By Linda Dove
Sunday, October 5, 2014
It’s pot-luck Sunday today when we give and receive food and share fellowship among our guests and ourselves. In my recent talk on Giving I said I would follow up sometime with the flip side of the coin, Receiving. Today’s the day. First, I’ll remark on the topic and then I’ll focus on how Receiving fits into our UU journeys together, as I see it.
Of course, we all sometimes receive from one another, whether gifts, services, caring—or even things we don’t want to receive.
Either/Or
The wider culture uses Either/Or thinking—Givers/Takers, Selfless/Selfish, Responsibility/Rights, Generosity/Miserliness.
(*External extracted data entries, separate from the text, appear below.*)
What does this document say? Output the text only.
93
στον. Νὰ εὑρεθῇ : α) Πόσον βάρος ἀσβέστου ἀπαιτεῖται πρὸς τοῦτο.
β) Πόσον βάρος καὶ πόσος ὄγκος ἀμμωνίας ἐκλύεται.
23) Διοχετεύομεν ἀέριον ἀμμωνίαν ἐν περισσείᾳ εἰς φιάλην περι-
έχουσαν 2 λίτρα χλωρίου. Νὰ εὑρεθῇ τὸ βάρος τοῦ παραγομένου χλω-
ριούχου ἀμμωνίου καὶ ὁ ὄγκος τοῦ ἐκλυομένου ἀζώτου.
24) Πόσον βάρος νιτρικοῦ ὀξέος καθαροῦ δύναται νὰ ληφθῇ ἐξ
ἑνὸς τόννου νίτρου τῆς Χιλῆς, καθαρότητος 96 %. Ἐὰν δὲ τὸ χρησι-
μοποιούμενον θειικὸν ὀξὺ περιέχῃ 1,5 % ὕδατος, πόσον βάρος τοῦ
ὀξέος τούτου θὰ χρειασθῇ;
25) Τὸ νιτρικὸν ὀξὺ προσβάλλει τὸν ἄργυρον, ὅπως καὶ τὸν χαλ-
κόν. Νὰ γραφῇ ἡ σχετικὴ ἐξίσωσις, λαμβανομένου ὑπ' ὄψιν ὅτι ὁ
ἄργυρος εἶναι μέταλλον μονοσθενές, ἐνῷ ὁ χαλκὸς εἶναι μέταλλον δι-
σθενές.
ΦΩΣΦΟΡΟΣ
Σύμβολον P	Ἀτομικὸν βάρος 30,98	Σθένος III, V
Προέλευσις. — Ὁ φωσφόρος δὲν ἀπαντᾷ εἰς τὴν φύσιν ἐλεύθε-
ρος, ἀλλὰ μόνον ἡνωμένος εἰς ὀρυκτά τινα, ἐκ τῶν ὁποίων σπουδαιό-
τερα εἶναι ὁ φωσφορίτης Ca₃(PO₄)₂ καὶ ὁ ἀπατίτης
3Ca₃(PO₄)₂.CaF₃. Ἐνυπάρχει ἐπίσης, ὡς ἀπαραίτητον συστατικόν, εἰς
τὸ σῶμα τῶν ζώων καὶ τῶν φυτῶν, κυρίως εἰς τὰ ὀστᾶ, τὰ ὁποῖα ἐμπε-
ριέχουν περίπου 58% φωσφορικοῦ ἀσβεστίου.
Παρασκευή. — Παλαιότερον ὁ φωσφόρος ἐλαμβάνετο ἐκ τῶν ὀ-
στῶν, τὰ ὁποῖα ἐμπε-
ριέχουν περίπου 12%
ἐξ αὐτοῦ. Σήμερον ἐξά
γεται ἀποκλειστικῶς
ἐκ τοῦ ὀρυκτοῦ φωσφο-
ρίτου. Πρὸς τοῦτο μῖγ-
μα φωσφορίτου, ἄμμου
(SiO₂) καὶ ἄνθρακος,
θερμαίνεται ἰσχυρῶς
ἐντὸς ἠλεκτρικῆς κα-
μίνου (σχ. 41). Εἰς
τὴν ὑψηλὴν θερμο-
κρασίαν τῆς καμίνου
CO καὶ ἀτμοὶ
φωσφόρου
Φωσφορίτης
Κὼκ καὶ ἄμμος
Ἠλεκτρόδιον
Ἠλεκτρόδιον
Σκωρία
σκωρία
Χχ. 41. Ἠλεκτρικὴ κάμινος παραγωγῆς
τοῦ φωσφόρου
In general, we focus on Givers more than Recipients. We see Givers as acting from a sense of abundance; Receivers from scarcity or greed.
Stereotypes in the media contribute to this. Givers are heroes—deservedly—Iraq veterans, nurses, fire-fighters. Recipients are villains—Labor Unions, Big Banks.
• John Stewart recently did a satire on this. He showed the TV talking-heads on six different prime-time news programs all expressing outrage that people on food stamps were buying— seafood.
• And Annette Bosworth, a political candidate in S. Dakota, wrote on FB that food stamp Recipients are wild animals. She made her point by quoting the National Parks Service asking visitors not to feed the wild animals because that makes them dependent on humans.